How do you configure those?
I'm using xfce and only two finger scrolling works for me.
>tap (with pressure sensitivity)
WHAT?
This X220 we're talking about right?

>This X220 we're talking about right?
Sorry, what I mean is that you can adjust THRESHOLD pressure, NOT that it can respond to gestures with pressure. You can use xset-props to change this. I'm not aware of whether or not touchegg can configure this, but no, it's not like Force Touch from Apple.

>How do you configure those?
>I'm using xfce and only two finger scrolling works for me.

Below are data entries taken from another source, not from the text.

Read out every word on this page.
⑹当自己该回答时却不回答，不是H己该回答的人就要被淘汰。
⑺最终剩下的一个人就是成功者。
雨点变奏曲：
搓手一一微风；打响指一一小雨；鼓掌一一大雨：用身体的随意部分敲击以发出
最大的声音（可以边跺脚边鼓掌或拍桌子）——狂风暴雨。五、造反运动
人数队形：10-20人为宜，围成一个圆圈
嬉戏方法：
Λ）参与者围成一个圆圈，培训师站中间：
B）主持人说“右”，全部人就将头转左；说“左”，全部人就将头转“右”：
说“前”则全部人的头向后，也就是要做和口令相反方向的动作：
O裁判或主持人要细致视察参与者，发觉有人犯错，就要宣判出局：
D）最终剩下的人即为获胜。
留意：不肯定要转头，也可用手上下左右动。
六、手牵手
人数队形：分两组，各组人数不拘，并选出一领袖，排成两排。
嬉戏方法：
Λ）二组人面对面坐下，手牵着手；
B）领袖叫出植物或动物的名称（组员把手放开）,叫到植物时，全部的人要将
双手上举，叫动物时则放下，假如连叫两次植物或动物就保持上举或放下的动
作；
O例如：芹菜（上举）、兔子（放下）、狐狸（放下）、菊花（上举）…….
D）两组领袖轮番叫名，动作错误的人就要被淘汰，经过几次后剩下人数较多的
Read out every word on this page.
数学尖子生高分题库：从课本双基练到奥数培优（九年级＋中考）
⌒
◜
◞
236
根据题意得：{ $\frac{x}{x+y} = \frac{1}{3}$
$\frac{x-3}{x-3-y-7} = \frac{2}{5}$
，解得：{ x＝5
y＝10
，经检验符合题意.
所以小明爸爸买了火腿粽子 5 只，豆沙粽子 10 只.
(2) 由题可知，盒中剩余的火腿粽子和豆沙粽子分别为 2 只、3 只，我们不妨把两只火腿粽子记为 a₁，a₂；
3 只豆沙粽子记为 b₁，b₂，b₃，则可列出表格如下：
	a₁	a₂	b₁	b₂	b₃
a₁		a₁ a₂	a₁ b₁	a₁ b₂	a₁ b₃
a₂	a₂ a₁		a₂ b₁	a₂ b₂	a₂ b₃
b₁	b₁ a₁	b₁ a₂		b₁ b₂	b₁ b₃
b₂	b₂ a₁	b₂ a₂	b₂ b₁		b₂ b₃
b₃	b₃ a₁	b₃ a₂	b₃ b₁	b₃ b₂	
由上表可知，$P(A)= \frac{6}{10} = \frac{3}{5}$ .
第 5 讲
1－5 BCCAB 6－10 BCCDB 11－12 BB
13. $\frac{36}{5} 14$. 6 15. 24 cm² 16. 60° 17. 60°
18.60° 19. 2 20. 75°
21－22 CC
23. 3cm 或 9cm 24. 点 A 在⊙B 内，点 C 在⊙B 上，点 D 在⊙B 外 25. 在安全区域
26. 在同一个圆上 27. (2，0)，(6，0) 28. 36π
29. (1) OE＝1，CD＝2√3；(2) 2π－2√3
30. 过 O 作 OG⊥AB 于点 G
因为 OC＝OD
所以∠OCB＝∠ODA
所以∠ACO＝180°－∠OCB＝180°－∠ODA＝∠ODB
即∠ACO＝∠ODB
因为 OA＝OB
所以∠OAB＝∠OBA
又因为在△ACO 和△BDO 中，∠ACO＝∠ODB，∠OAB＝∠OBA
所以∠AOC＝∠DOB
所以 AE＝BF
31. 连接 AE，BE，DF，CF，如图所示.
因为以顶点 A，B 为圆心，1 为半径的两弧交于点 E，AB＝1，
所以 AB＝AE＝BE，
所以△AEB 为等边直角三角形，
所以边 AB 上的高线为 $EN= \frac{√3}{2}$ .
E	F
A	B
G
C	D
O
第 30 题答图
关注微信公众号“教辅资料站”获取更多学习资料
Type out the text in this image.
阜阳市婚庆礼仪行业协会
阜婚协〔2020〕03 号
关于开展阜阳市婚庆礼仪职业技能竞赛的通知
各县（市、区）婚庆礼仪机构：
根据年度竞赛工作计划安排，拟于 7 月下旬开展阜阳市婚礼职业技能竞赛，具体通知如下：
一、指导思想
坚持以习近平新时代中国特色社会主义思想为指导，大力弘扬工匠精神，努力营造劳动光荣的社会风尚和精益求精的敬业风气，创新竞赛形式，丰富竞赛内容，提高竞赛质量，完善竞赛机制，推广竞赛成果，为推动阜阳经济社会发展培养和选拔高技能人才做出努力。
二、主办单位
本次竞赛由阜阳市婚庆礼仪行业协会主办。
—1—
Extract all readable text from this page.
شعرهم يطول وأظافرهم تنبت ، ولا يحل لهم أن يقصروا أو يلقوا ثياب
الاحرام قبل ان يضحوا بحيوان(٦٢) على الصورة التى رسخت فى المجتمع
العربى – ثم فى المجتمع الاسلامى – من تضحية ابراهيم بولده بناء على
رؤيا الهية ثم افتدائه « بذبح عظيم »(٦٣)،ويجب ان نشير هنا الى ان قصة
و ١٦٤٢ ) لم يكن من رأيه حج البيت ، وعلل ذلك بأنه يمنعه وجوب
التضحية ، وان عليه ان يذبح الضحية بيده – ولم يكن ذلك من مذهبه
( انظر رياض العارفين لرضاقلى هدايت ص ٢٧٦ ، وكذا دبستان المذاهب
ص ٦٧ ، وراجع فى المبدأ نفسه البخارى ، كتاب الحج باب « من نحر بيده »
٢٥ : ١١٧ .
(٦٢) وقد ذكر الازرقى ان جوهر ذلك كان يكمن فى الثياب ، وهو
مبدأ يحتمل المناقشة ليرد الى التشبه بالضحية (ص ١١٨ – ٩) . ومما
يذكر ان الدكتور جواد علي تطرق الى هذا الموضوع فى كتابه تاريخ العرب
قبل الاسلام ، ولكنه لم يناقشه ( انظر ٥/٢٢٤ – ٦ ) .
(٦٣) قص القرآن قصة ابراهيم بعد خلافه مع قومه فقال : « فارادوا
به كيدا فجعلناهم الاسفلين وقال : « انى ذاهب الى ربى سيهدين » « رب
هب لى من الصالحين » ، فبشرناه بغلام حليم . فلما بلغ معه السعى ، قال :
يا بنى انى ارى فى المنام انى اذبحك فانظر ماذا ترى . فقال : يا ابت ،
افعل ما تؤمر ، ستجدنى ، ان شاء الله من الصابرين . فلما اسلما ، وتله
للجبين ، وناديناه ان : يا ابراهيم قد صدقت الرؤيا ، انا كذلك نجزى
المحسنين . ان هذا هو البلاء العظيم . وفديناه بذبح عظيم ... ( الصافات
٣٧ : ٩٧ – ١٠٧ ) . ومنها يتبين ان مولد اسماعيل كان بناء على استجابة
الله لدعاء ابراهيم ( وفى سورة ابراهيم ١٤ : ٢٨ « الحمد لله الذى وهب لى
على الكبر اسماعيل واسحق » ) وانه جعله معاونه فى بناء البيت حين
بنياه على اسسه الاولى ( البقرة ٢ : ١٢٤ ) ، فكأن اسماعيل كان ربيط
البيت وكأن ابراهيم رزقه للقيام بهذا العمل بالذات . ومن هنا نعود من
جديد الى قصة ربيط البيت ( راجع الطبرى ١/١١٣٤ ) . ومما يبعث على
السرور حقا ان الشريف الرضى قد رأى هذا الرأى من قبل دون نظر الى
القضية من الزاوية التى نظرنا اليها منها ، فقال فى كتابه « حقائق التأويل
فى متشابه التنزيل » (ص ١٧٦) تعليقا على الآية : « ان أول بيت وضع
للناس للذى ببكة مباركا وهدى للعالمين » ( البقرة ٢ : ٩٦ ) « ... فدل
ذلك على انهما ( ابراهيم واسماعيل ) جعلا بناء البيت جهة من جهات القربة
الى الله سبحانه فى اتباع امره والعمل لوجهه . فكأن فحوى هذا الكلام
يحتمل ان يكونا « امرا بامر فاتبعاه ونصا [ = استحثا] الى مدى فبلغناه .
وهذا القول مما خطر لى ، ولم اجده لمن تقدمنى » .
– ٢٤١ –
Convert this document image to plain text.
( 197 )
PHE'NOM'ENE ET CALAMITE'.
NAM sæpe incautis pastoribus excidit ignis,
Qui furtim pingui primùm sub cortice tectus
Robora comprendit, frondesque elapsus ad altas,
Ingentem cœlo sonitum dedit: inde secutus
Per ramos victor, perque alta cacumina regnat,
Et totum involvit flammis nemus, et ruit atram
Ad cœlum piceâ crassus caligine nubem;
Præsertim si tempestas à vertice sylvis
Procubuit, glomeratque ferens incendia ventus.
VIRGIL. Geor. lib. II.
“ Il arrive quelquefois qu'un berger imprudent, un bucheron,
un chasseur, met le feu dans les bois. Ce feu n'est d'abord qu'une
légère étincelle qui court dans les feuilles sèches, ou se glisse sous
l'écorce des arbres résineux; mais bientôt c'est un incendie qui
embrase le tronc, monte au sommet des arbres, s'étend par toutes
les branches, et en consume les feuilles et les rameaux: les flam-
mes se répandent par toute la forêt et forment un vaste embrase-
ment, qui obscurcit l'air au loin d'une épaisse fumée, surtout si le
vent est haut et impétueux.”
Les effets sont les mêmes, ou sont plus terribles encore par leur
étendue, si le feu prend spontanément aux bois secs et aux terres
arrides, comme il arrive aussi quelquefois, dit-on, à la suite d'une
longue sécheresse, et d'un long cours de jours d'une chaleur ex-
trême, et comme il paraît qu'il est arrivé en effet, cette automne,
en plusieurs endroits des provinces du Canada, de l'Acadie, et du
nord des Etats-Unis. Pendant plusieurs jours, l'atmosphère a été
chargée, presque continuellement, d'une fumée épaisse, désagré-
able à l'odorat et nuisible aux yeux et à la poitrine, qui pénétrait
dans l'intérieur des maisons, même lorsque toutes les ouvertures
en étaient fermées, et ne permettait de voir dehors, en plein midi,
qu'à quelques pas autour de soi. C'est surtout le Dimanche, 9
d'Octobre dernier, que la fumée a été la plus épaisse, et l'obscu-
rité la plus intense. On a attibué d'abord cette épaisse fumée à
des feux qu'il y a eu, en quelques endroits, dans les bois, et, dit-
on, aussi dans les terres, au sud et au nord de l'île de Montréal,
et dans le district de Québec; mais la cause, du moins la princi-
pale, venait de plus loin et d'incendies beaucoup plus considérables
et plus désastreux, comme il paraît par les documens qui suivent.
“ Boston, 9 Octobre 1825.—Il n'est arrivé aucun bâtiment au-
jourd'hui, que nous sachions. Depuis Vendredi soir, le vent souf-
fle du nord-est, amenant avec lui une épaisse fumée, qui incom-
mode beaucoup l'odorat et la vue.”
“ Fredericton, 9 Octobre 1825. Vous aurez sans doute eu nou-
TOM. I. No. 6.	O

Use synclient. It comes with the synaptics driver. All the options can be found via "synclient -l" and you can set it for one X session by doing something like "synclient CircularScrolling=1". Just append that to the end of a config file in /etc/X11/xorg.conf.d and you're good.

Just buy an used Dell XPS 13 on ebay.

>256GB mSATA SSD
How much did it cost you?
And is it better to get smaller SSD?
Like 32GB/64GB?

>$175

Impressive, user

It was the MyDigitalSSD BP4e (it's discontinued now), around $75 at the time and it's still running after about 2yrs. Sadly, it's bottlenecked by the SATA2 interface on mSATA, but I wanted to keep the mechanical drive; perhaps I will replace it later on with a SATA3 SSD.

>And is it better to get smaller SSD?
For block caching or for storage? On Linux I couldn't imagine needing more than 20GB of space for programs/kernel, I don't even use 4GB between /boot and /usr though I do use meme-tier "lightweight" ricing via i3. I don't know how to utilize it using bcache for mechanical drives though.

rath.org/ssd-caching-under-linux.html
May be a good place to start if you're interested in Linux bcache.